Omdat voetbal zijn droom was en de familie best een extra kostwinner kon gebruiken, ging hij die droom achterna. Hij ging testen bij Cruzeiro en Atlético (de twee grote clubs van Belo Horizonte, de hoofdstad van zijn staat). Bij Gremio ook, de topclub in het zuiden, in Porto Alegre. Wesley: ‘Overal werd ik afgewezen.’ Hoop werd soms wanhoop. ‘Maar het belangrijkste is dat je in jezelf en in je droom blijft geloven.’

Sou Flamengo‘, zegt hij desgevraagd. Een voetballer in Brazilië is voor Corinthians (São Paulo) of Flamengo (Rio), de clubs met de grootste aanhang. Wesley: ‘Juiz de Fora ligt op de grens met de staat Rio de Janeiro, vandaar.’ In Flamengo belandde hij evenwel nooit, wel in Bahia, bij Itabuna. Wesley: ‘Via een vriend van mijn zaakwaarnemer, voor een paar maanden.’ Op zijn zeventiende was dat, ruim 1200 kilometer noordelijker, voor het eerst werd hij prof. Wesley: ‘Wie in Brazilië profvoetballer wil worden, moet er wat voor over hebben. Je moet veel reizen, door het hele land, op zoek naar die ene club die je een contract wil geven.’

Plots ging het snel. Een paar maanden Itabuna werden gevolgd door een paar maanden Madrid. Wesley: ‘Daar had ik toch een beetje schrik van. Europa, ver weg. Maar het Spaanse voetbal bleek aan te leunen bij het Braziliaanse, met veel toque. En de ploegmaats vingen me goed op.’ Hij verbleef een maand of zes in de Spaanse hoofdstad, en testte in twee toernooien met Atlético, eentje in Bilbao en eentje in Kroatië.

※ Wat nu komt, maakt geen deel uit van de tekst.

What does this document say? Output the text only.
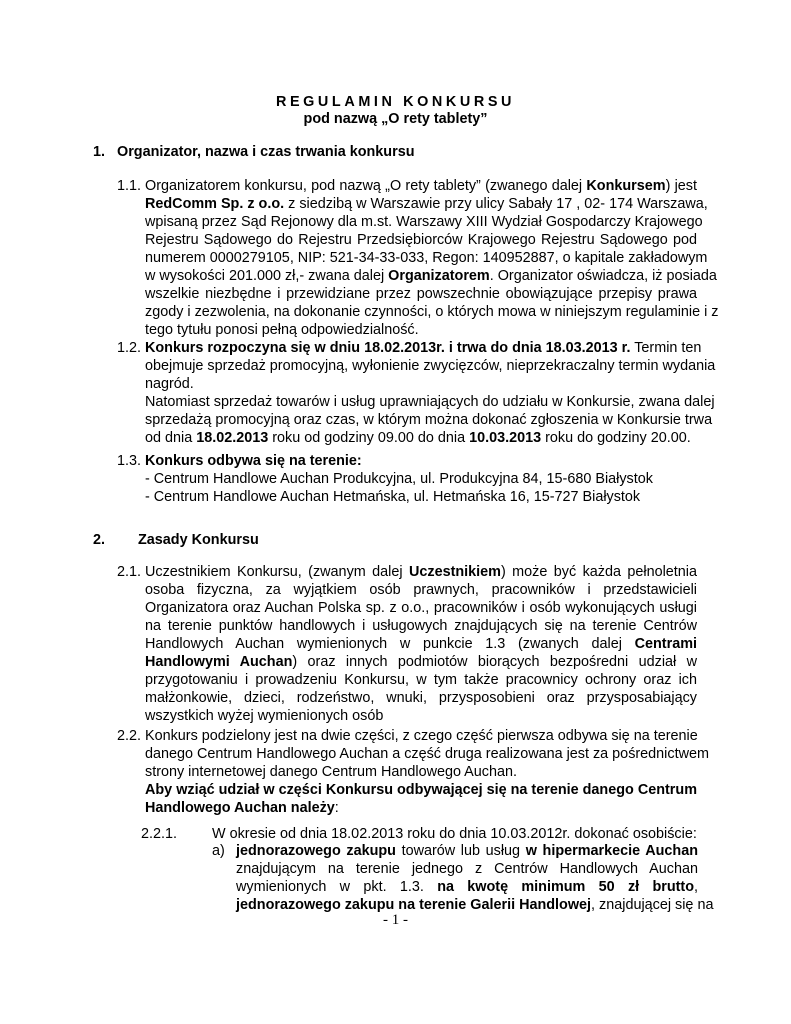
REGULAMIN KONKURSU
pod nazwą „O rety tablety”
1. Organizator, nazwa i czas trwania konkursu
1.1. Organizatorem konkursu, pod nazwą „O rety tablety” (zwanego dalej Konkursem) jest
RedComm Sp. z o.o. z siedzibą w Warszawie przy ulicy Sabały 17 , 02- 174 Warszawa,
wpisaną przez Sąd Rejonowy dla m.st. Warszawy XIII Wydział Gospodarczy Krajowego
Rejestru Sądowego do Rejestru Przedsiębiorców Krajowego Rejestru Sądowego pod
numerem 0000279105, NIP: 521-34-33-033, Regon: 140952887, o kapitale zakładowym
w wysokości 201.000 zł,- zwana dalej Organizatorem. Organizator oświadcza, iż posiada
wszelkie niezbędne i przewidziane przez powszechnie obowiązujące przepisy prawa
zgody i zezwolenia, na dokonanie czynności, o których mowa w niniejszym regulaminie i z
tego tytułu ponosi pełną odpowiedzialność.
1.2. Konkurs rozpoczyna się w dniu 18.02.2013r. i trwa do dnia 18.03.2013 r. Termin ten
obejmuje sprzedaż promocyjną, wyłonienie zwycięzców, nieprzekraczalny termin wydania
nagród.
Natomiast sprzedaż towarów i usług uprawniających do udziału w Konkursie, zwana dalej
sprzedażą promocyjną oraz czas, w którym można dokonać zgłoszenia w Konkursie trwa
od dnia 18.02.2013 roku od godziny 09.00 do dnia 10.03.2013 roku do godziny 20.00.
1.3. Konkurs odbywa się na terenie:
- Centrum Handlowe Auchan Produkcyjna, ul. Produkcyjna 84, 15-680 Białystok
- Centrum Handlowe Auchan Hetmańska, ul. Hetmańska 16, 15-727 Białystok
2. Zasady Konkursu
2.1. Uczestnikiem Konkursu, (zwanym dalej Uczestnikiem) może być każda pełnoletnia
osoba fizyczna, za wyjątkiem osób prawnych, pracowników i przedstawicieli
Organizatora oraz Auchan Polska sp. z o.o., pracowników i osób wykonujących usługi
na terenie punktów handlowych i usługowych znajdujących się na terenie Centrów
Handlowych Auchan wymienionych w punkcie 1.3 (zwanych dalej Centrami
Handlowymi Auchan) oraz innych podmiotów biorących bezpośredni udział w
przygotowaniu i prowadzeniu Konkursu, w tym także pracownicy ochrony oraz ich
małżonkowie, dzieci, rodzeństwo, wnuki, przysposobieni oraz przysposabiający
wszystkich wyżej wymienionych osób
2.2. Konkurs podzielony jest na dwie części, z czego część pierwsza odbywa się na terenie
danego Centrum Handlowego Auchan a część druga realizowana jest za pośrednictwem
strony internetowej danego Centrum Handlowego Auchan.
Aby wziąć udział w części Konkursu odbywającej się na terenie danego Centrum
Handlowego Auchan należy:
2.2.1. W okresie od dnia 18.02.2013 roku do dnia 10.03.2012r. dokonać osobiście:
a) jednorazowego zakupu towarów lub usług w hipermarkecie Auchan
znajdującym na terenie jednego z Centrów Handlowych Auchan
wymienionych w pkt. 1.3. na kwotę minimum 50 zł brutto,
jednorazowego zakupu na terenie Galerii Handlowej, znajdującej się na
- 1 -
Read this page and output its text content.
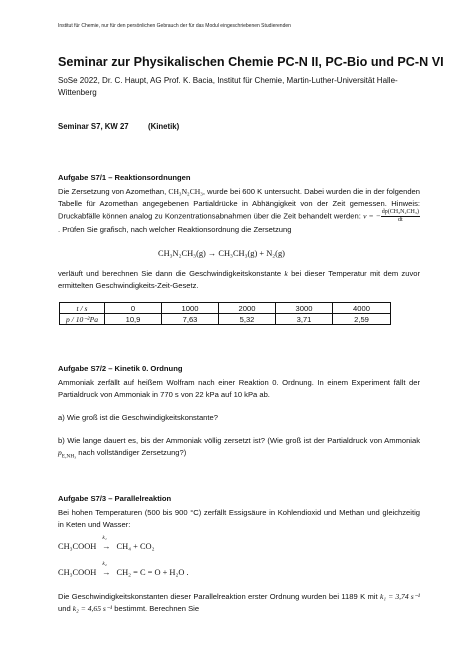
Institut für Chemie, nur für den persönlichen Gebrauch der für das Modul eingeschriebenen Studierenden
Seminar zur Physikalischen Chemie PC-N II, PC-Bio und PC-N VI
SoSe 2022, Dr. C. Haupt, AG Prof. K. Bacia, Institut für Chemie, Martin-Luther-Universität Halle-Wittenberg
Seminar S7, KW 27 (Kinetik)
Aufgabe S7/1 – Reaktionsordnungen
Die Zersetzung von Azomethan, CH₃N₂CH₃, wurde bei 600 K untersucht. Dabei wurden die in der folgenden Tabelle für Azomethan angegebenen Partialdrücke in Abhängigkeit von der Zeit gemessen. Hinweis: Druckabfälle können analog zu Konzentrationsabnahmen über die Zeit behandelt werden: v = − $\frac{\text{dp(CH₃N₂CH₃)}}{dt}$
. Prüfen Sie grafisch, nach welcher Reaktionsordnung die Zersetzung
CH₃N₂CH₃(g) → CH₃CH₃(g) + N₂(g)
verläuft und berechnen Sie dann die Geschwindigkeitskonstante k bei dieser Temperatur mit dem zuvor ermittelten Geschwindigkeits-Zeit-Gesetz.
t / s	0	1000	2000	3000	4000
p / 10⁻²Pa	10,9	7,63	5,32	3,71	2,59
Aufgabe S7/2 – Kinetik 0. Ordnung
Ammoniak zerfällt auf heißem Wolfram nach einer Reaktion 0. Ordnung. In einem Experiment fällt der Partialdruck von Ammoniak in 770 s von 22 kPa auf 10 kPa ab.
a) Wie groß ist die Geschwindigkeitskonstante?
b) Wie lange dauert es, bis der Ammoniak völlig zersetzt ist? (Wie groß ist der Partialdruck von Ammoniak $p_{E,NH_3}$ nach vollständiger Zersetzung?)
Aufgabe S7/3 – Parallelreaktion
Bei hohen Temperaturen (500 bis 900 °C) zerfällt Essigsäure in Kohlendioxid und Methan und gleichzeitig in Keten und Wasser:
CH₃COOH
k₁
→ CH₄ + CO₂
CH₃COOH
k₂
→ CH₂ = C = O + H₂O .
Die Geschwindigkeitskonstanten dieser Parallelreaktion erster Ordnung wurden bei 1189 K mit k₁ = 3,74 s⁻¹ und k₂ = 4,65 s⁻¹ bestimmt. Berechnen Sie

Tot een contract kwam het niet. Van Madrid ging het naar Nancy, ook voor een paar maanden. Wesley: ‘Toen kwam mijn zaakwaarnemer met een oplossing. Trencin, Slovakije. Koud, ik verstond er niemand, maar ik kreeg wel een contract. Gelukkig had de ploeg al een paar andere Brazilianen in dienst die zich over mij ontfermden. Ik trainde er hard, hoopte op een kans en plots kreeg ik die. Tegen Steaua Boekarest, een kwalificatiematch voor de Champions League. We gingen eruit, maar ik scoorde twee keer en de trein was vertrokken. Zes maanden later contacteerde Club me. Je ziet: hoe moeilijk het ook is en hoeveel kloppen je ook moet verwerken, blijven werken en blijven hopen is de boodschap.’

Jonge vader

Praten doet hij niet graag. Voortdurend heeft hij het over hard werken. En over kalm blijven, wachten op je kans. Eén keer lukte hem dat dit seizoen niet, in de reguliere competitie, thuis tegen Anderlecht. Club leidde met 2-0 toen hij zich nogal ongeduldig los wilde wrikken uit een duel met Kara Mbodj. Het kwam hem op rood en een schorsing voor twee speeldagen te staan. Wesley: ‘Gelukkig wonnen we die wedstrijd nog met 2-1. Ik heb me achteraf verontschuldigd bij de ploegmaats.’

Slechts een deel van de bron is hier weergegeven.